The trade-off: it uses more memory and sum() is not a perfectly atomic instant value (it's accurate when quiescent). Use it for write-heavy counters (metrics, statistics) where you read the total infrequently. Rule of thumb: many threads incrementing -> LongAdder; you need the live value on every update -> AtomicLong.

Per-method thread-safety guarantees each individual call is atomic — it does not make a sequence of calls atomic. A classic check-then-act like "if absent, put" can interleave: two threads both see "absent" and both put.

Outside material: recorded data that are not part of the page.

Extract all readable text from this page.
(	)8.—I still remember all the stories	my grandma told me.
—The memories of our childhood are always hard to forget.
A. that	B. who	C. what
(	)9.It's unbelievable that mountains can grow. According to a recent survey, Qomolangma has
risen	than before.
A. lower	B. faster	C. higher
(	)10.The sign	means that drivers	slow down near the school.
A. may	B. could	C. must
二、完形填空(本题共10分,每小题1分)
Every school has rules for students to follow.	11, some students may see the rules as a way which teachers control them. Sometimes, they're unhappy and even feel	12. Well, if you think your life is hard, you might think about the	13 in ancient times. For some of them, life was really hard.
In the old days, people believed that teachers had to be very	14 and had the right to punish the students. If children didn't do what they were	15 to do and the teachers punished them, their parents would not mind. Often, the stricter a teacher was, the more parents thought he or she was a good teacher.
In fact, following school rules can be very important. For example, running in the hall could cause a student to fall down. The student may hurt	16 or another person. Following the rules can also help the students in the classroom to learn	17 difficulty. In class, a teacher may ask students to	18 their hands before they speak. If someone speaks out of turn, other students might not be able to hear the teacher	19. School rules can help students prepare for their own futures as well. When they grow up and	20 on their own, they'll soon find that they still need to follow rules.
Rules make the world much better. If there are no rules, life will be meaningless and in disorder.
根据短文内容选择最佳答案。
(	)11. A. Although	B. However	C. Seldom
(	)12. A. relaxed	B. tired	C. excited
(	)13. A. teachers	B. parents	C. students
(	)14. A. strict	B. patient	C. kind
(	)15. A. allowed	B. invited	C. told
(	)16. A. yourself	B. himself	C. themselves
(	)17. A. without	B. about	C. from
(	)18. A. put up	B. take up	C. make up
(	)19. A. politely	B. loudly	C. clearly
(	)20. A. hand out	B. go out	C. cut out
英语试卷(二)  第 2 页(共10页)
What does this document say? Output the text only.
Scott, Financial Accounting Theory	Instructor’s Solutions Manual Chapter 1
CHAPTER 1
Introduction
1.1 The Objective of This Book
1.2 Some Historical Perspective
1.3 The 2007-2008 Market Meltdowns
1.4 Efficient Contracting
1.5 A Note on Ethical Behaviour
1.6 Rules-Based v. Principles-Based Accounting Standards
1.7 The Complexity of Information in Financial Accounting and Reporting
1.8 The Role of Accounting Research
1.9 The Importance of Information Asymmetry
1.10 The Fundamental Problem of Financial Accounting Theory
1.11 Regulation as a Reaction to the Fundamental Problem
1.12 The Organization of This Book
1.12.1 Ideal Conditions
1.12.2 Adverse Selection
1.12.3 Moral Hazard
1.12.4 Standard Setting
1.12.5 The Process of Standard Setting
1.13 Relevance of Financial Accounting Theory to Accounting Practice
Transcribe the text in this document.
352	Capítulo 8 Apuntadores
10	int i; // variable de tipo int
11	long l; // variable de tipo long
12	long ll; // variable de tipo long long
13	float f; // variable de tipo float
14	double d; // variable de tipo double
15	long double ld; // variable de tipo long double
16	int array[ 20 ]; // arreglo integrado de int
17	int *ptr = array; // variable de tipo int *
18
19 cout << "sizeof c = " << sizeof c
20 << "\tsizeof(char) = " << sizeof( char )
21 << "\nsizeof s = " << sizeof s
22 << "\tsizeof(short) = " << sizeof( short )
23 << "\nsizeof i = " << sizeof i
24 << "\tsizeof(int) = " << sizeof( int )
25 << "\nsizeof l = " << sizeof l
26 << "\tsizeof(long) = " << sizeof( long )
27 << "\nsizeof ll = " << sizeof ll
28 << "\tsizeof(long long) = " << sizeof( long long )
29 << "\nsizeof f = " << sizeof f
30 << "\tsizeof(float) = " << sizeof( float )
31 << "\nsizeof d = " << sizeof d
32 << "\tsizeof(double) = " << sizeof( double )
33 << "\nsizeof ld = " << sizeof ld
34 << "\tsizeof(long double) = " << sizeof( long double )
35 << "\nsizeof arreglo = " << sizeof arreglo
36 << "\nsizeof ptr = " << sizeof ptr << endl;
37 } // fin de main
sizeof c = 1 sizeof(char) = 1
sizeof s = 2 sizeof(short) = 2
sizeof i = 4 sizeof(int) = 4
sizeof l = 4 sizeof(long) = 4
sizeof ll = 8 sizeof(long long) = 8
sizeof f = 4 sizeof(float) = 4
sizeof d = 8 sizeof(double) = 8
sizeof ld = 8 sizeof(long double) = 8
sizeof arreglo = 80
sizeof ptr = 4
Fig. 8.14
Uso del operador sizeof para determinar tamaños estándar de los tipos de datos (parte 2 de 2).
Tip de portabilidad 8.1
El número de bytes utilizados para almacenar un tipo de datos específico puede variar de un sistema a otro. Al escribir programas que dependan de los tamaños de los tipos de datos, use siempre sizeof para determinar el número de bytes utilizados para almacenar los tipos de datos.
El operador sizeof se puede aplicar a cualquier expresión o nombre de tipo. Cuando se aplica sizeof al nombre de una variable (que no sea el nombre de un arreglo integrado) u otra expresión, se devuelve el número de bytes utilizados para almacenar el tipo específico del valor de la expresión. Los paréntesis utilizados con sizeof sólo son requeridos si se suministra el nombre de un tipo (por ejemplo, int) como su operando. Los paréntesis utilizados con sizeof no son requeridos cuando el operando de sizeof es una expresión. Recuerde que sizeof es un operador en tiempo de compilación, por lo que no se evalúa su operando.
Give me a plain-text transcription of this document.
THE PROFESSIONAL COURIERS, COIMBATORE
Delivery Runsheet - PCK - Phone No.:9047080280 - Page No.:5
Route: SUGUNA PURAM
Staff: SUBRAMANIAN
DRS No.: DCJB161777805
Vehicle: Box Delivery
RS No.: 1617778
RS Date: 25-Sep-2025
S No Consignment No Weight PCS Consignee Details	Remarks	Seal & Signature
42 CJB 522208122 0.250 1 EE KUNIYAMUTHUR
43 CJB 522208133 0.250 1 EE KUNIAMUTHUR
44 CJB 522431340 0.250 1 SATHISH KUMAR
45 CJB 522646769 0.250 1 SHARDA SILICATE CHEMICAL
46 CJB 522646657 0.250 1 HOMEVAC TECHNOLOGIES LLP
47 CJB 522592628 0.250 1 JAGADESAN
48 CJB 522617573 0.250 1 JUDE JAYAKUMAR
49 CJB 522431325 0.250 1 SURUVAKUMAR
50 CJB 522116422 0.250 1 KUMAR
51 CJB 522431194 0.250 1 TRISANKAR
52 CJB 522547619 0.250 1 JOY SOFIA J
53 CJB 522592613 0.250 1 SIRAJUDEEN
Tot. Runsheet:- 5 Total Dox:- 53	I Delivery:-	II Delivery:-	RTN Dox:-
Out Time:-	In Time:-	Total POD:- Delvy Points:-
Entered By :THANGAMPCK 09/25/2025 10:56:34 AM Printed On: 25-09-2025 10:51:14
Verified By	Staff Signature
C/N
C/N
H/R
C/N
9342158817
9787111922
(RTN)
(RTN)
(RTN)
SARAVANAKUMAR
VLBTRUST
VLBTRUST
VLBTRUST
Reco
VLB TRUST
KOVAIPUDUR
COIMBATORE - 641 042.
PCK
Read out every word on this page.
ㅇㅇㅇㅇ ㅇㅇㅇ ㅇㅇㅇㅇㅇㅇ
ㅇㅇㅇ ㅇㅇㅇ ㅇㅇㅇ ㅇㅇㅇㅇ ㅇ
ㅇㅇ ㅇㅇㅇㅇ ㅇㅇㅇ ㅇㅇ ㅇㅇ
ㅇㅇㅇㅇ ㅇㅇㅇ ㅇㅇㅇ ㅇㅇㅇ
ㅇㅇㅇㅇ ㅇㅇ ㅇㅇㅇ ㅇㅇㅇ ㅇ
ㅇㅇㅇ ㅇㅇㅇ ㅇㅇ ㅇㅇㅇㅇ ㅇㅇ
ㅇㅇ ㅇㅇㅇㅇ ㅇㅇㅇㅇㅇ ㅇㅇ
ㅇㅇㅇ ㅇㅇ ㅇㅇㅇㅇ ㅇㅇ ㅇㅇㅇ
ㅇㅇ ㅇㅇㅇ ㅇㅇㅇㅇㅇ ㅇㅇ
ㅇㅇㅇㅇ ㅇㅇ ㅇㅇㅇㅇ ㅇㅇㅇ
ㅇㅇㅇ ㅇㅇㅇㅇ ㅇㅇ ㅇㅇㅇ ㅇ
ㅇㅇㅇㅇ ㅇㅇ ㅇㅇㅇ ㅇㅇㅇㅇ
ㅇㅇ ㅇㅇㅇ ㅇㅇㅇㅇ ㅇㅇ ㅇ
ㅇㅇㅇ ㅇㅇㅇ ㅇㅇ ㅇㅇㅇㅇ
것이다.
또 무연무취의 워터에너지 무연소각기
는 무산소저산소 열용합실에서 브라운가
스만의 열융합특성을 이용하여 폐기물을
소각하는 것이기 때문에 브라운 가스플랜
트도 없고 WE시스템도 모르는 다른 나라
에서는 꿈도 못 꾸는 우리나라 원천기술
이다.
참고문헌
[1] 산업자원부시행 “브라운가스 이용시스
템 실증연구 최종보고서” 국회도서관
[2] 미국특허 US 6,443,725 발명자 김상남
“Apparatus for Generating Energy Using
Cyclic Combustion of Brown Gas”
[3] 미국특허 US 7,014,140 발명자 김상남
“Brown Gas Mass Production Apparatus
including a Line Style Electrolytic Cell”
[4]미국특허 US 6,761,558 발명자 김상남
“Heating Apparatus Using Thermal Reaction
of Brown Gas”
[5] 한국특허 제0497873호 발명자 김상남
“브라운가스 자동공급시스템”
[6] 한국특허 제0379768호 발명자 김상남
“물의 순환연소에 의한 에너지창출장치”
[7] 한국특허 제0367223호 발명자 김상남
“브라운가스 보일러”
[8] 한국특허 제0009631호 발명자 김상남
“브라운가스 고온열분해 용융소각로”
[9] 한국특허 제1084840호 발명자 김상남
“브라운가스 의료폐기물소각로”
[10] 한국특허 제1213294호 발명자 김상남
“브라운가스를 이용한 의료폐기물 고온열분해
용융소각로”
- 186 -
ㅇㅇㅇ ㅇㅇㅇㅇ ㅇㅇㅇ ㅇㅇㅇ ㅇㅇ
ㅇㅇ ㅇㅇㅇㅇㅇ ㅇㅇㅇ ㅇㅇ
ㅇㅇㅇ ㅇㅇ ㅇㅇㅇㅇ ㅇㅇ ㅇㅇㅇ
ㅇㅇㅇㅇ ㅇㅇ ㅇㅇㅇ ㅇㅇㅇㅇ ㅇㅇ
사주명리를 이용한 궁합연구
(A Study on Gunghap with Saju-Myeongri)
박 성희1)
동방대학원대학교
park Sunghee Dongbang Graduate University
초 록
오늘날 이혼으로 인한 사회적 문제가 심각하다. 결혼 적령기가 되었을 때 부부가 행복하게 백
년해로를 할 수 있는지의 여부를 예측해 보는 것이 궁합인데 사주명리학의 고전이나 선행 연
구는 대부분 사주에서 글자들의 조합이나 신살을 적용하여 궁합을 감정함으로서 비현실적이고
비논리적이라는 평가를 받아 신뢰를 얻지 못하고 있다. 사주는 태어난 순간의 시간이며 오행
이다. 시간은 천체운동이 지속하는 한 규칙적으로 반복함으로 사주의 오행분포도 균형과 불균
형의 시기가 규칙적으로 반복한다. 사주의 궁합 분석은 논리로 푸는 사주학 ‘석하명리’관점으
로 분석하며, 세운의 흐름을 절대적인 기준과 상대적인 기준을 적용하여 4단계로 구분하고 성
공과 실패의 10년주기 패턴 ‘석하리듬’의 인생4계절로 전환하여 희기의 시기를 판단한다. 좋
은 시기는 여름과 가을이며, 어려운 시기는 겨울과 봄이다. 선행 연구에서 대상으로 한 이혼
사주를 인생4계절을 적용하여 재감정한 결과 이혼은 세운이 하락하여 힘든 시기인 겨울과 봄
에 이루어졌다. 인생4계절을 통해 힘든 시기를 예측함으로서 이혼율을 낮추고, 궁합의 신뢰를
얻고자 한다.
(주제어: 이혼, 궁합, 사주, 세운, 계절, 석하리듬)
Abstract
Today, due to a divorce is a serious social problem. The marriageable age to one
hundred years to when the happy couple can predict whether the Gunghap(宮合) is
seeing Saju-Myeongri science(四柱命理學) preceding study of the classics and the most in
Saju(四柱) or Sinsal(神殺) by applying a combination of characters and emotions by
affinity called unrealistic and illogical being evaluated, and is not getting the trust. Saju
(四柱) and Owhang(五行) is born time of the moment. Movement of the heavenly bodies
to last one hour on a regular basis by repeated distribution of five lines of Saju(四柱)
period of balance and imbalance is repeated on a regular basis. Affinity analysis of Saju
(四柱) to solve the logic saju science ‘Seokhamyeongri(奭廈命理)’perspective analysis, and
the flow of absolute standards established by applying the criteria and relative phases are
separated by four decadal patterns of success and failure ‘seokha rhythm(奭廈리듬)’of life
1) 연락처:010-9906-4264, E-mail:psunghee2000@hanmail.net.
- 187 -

// BROKEN even on a ConcurrentHashMap:
if (!map.containsKey(k)) map.put(k, v);   // two threads can both pass the check

// CORRECT — single atomic operation:
map.putIfAbsent(k, v);

The fix is to use the collection's built-in atomic compound method (putIfAbsent, compute, merge) or, if none fits, wrap the whole sequence in external synchronization. Rule of thumb: thread-safe per call ≠ thread-safe per transaction — make compound actions atomic explicitly.

There's no ConcurrentHashSet class, so you use ConcurrentHashMap.newKeySet(), which returns a Set backed by a ConcurrentHashMap (values are a shared dummy object). It gives O(1), fully concurrent set operations with the same lock-free reads as the map.

Set<String> seen = ConcurrentHashMap.newKeySet();
seen.add("a");                 // concurrent, O(1)
boolean isNew = seen.add("b"); // returns false if already present

This is the right choice for a large, write-heavy concurrent set; CopyOnWriteArraySet only suits tiny read-mostly cases, and ConcurrentSkipListSet is for when you need sorted order. Rule of thumb: for a general-purpose thread-safe Set, use ConcurrentHashMap.newKeySet().